No matter what tradition they’re working from, people use the sounds and rhythms of language as a nexus of meditation, in an effort to alter their own mental states. That’s all poetry is—a spell, a prayer, a mantra, transcribed by one and recited by another.

Once you see poetry in this way, other aspects of the art-form start to make a lot of sense:

  • Every sound is important. If Bugs Bunny says Abracablahblah instead of Abracadabra, the Count doesn’t turn from a vampire into a cute little bat. The spell just fails. That’s why a certain word in a poem can feel “off.” And the rhythm matters, too—that’s why a poet can spend the entire day deciding to delete a comma only to add it back again.
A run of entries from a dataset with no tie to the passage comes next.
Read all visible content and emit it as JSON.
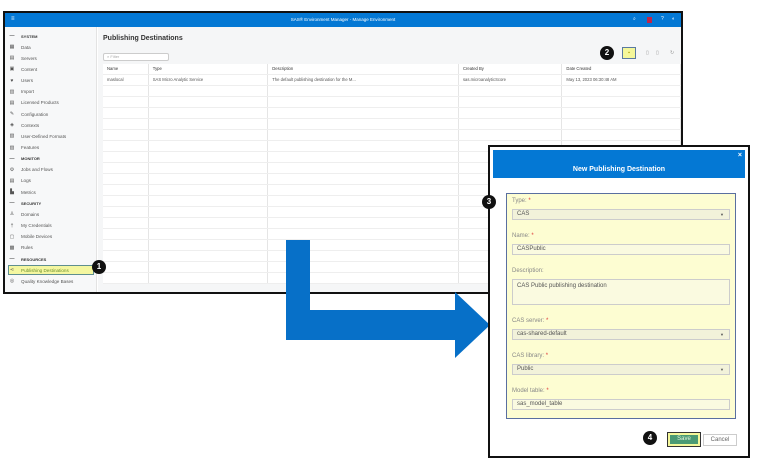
{
  "app": {
    "title": "SAS® Environment Manager - Manage Environment"
  },
  "sidebar": {
    "items": [
      {
        "label": "SYSTEM",
        "section": true,
        "icon": "dash"
      },
      {
        "label": "Data",
        "icon": "grid-icon"
      },
      {
        "label": "Servers",
        "icon": "server-icon"
      },
      {
        "label": "Content",
        "icon": "content-icon"
      },
      {
        "label": "Users",
        "icon": "users-icon"
      },
      {
        "label": "Import",
        "icon": "import-icon"
      },
      {
        "label": "Licensed Products",
        "icon": "license-icon"
      },
      {
        "label": "Configuration",
        "icon": "wrench-icon"
      },
      {
        "label": "Contexts",
        "icon": "contexts-icon"
      },
      {
        "label": "User-Defined Formats",
        "icon": "formats-icon"
      },
      {
        "label": "Features",
        "icon": "features-icon"
      },
      {
        "label": "MONITOR",
        "section": true,
        "icon": "dash"
      },
      {
        "label": "Jobs and Flows",
        "icon": "gear-icon"
      },
      {
        "label": "Logs",
        "icon": "logs-icon"
      },
      {
        "label": "Metrics",
        "icon": "metrics-icon"
      },
      {
        "label": "SECURITY",
        "section": true,
        "icon": "dash"
      },
      {
        "label": "Domains",
        "icon": "domains-icon"
      },
      {
        "label": "My Credentials",
        "icon": "key-icon"
      },
      {
        "label": "Mobile Devices",
        "icon": "mobile-icon"
      },
      {
        "label": "Rules",
        "icon": "rules-icon"
      },
      {
        "label": "RESOURCES",
        "section": true,
        "icon": "dash"
      },
      {
        "label": "Publishing Destinations",
        "icon": "share-icon",
        "active": true
      },
      {
        "label": "Quality Knowledge Bases",
        "icon": "qkb-icon"
      }
    ]
  },
  "main": {
    "title": "Publishing Destinations",
    "filter_placeholder": "Filter",
    "columns": [
      "Name",
      "Type",
      "Description",
      "Created By",
      "Date Created"
    ],
    "rows": [
      [
        "maslocal",
        "SAS Micro Analytic Service",
        "The default publishing destination for the M...",
        "sas.microanalyticScore",
        "May 13, 2023 06:30:48 AM"
      ]
    ]
  },
  "callouts": [
    "1",
    "2",
    "3",
    "4"
  ],
  "dialog": {
    "title": "New Publishing Destination",
    "close": "×",
    "fields": [
      {
        "label": "Type:",
        "required": "*",
        "value": "CAS",
        "kind": "select"
      },
      {
        "label": "Name:",
        "required": "*",
        "value": "CASPublic",
        "kind": "text"
      },
      {
        "label": "Description:",
        "required": "",
        "value": "CAS Public publishing destination",
        "kind": "textarea"
      },
      {
        "label": "CAS server:",
        "required": "*",
        "value": "cas-shared-default",
        "kind": "select"
      },
      {
        "label": "CAS library:",
        "required": "*",
        "value": "Public",
        "kind": "select"
      },
      {
        "label": "Model table:",
        "required": "*",
        "value": "sas_model_table",
        "kind": "text"
      }
    ],
    "save": "Save",
    "cancel": "Cancel"
  },
  "colors": {
    "brand": "#0478d4",
    "highlight": "#f4f79a",
    "save": "#4a9a73"
  }
}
If you’re conjuring up the Devil, you don’t want to mispronounce his name.
  • Every time you cast a spell, it loses some of its effect. Clichés are old spells. They’re little poems that used to work, but we’ve used them so often the papyrus is crumbling and the magic’s worn off.
  • Attention matters. One of the main tenets of any school of magic is the idea that the focused will is central to execution. If your mind starts to wander, or you lose your suspension of disbelief, the spell fails. You have to have faith in the magic for the magic to work. You have to fully engage in a poem if you want to get anything out of it.

Most importantly, the poem-as-spell definition explains the fundamental connection between meditation and composition, what Elizabeth Bishop calls an art’s “self-forgetful, perfectly useless concentration.” It explains why so many poets like to write in the woods, why they all have little tricks to get in the right mindset, why it helps to read other poems first to prime the pump of language in their heads.

If what a poet is doing is crafting a mantra—a tool for altering one’s mental state—it’s necessary to be experiencing that desired state at the moment of creation. A poet’s job is to conjure a magical space, and then record it as a string of language, so that others may follow them there.

It’s as simple as that, and we should be able to say it as sincerely as a Vedic priest: All poetry is magic.